Quand bien même [K] et [P] [I] ne semblent pas avoir objecté à l’exploitation des terres litigieuses par M. [G] à partir de l’année 2013, ce dernier n’ignorait que [R] [I], en simple qualité de preneur, n’avait pu lui transmettre aucun droit d’exploitation sans l’accord du bailleur. Il ne pouvait non plus ignorer que [K] et [P] [I] étaient légataires des terrains en cause, puisque sa mère contestait la validité du legs.

La démarche logique pour exploiter ces parcelles aurait donc été de prendre attache avec les héritiers ce que M. [G] s’est abstenu de faire, sans doute à raison du conflit familial manifesté par la plainte pénale déposée par sa mère à leur encontre. Après avoir évité d’entrer en contact avec les consorts [I] à raison de cette situation contentieuse, M. [G] ne peut sérieusement prétendre avoir cru que Me [Y] était mandaté par eux pour lui consentir un bail, qui plus est après que le notaire ait refusé d’encaisser les fermages.

Ainsi que l’observe Me [Y], les démarches de M. [G] sont significatives de sa pleine conscience de ne pas détenir un bail qu’il a tenté d’obtenir par son intermédiaire. M. [G] ne pouvait ignorer que le bulletin de mutation concerne les droits et cotisations de l’exploitant auprès de la MSA mais n’a aucune valeur juridique quant à la détermination d’un bail à ferme. Pour avoir signé par ailleurs avec [R] [I] un bail à ferme écrit, sur le modèle établi par la Commission consultative des baux ruraux, ne pouvait ignorer que le notaire, tenu à un formalisme rigoureux, ne pouvait concéder un bail par simple mention ‘pris connaissance’ portée sur le formulaire destiné à la MSA.

En définitive, M. [G] a délibérément profité de la situation de latence créée par le conflit familial et a persisté à le faire sans droit ni titre même après que le notaire lui ait indiqué qu’il n’avait pas mandat pour recevoir des fonds. L’étude de Me [Y] a certes commis une erreur en encaissant le chèque des fermages de 2013 mais n’a délivré aucune quittance. Cette erreur s’explique sans doute par le fait que, dans les années précédentes, l’étude notariale encaissait les fermages réglés par [R] [I], ainsi que le rappellent [P] et [R] [I] dans leur courrier du 20 octobre 2019.

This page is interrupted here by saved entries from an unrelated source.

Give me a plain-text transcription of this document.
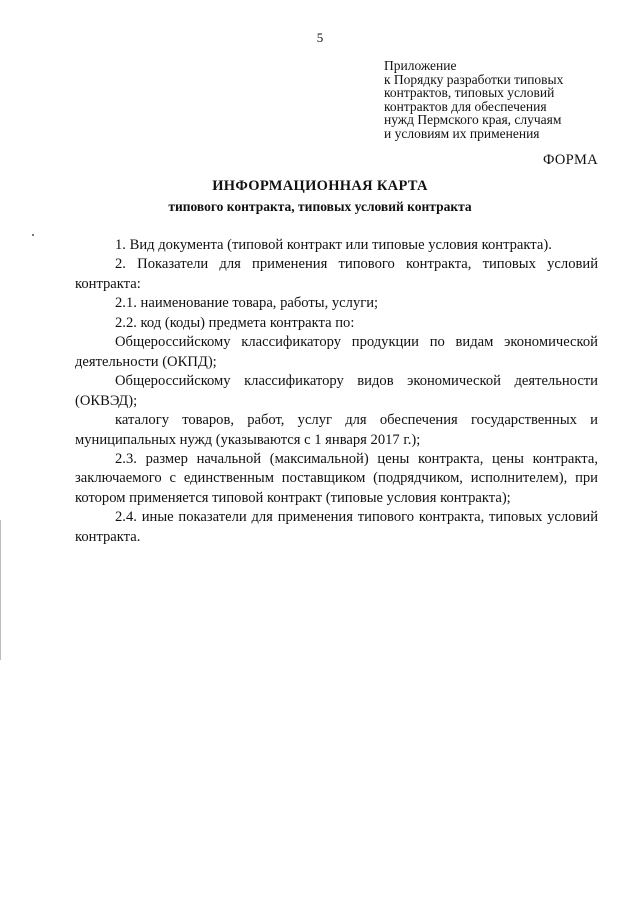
5
Приложение
к Порядку разработки типовых
контрактов, типовых условий
контрактов для обеспечения
нужд Пермского края, случаям
и условиям их применения
ФОРМА
ИНФОРМАЦИОННАЯ КАРТА
типового контракта, типовых условий контракта

1. Вид документа (типовой контракт или типовые условия контракта).

2. Показатели для применения типового контракта, типовых условий контракта:

2.1. наименование товара, работы, услуги;

2.2. код (коды) предмета контракта по:

Общероссийскому классификатору продукции по видам экономической деятельности (ОКПД);

Общероссийскому классификатору видов экономической деятельности (ОКВЭД);

каталогу товаров, работ, услуг для обеспечения государственных и муниципальных нужд (указываются с 1 января 2017 г.);

2.3. размер начальной (максимальной) цены контракта, цены контракта, заключаемого с единственным поставщиком (подрядчиком, исполнителем), при котором применяется типовой контракт (типовые условия контракта);

2.4. иные показатели для применения типового контракта, типовых условий контракта.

Le paiement de M. [G] a été remboursé par le notaire et son refus du chèque des fermages de 2014 est explicitement motivé dans les courriers de Me [Y] des 9 janvier et 5 février 2015 par l’absence de mandat pour encaisser les fonds et en donner quittance. A ce stade, en admettant même que M. [G] ait cru précédemment pouvoir exploiter les terres dans la continuité de [R] [I], le refus du notaire l’éclairait sur l’absence du bail qu’il n’avait pas cru bon de chercher à obtenir auprès des deux légataires.

Au surplus, si M. [G] a pu exploiter les terrains plusieurs années en profitant de la passivité des héritiers en attente du règlement de la succession de [W] [I], son éviction est la conséquence de son absence de qualité de preneur d’un bail rural. Il ne subit donc aucun préjudice de ce chef imputable aux prétendues fautes du notaire qui fait valoir, avec justesse, l’absence de lien de causalité entre celles-ci et la somme de 6.000 euros calculée comme une indemnité d’éviction sur 9 années de fermage. Or, si un bail à ferme devait être caractérisé, cette indemnité serait à la charge du bailleur.

En conséquence, le jugement doit être confirmé en toutes ses dispositions.

Les époux [G], parties perdantes, supportent les dépens de première instance et d’appel, conservent la charge des frais irrépétibles qu’ils ont exposés et doivent indemniser Me [Y] de ses propres frais à hauteur de 2.000 euros, en sus de l’indemnité allouée par le premier juge.

PAR CES MOTIFS :

La Cour,

Confirme, en toutes ses dispositions, le jugement prononcé le 27 juin 2022 par le tribunal de proximité de Montbrison ;

Y ajoutant,

Condamne in solidum [B] [G] et [M] [X] épouse [G] aux dépens d’appel ;

Condamne in solidum [B] [G] et [M] [X] épouse [G] à payer à Me [N] [Y] la somme de 2.000 euros sur le fondement de l’article 700 du code de procédure civile.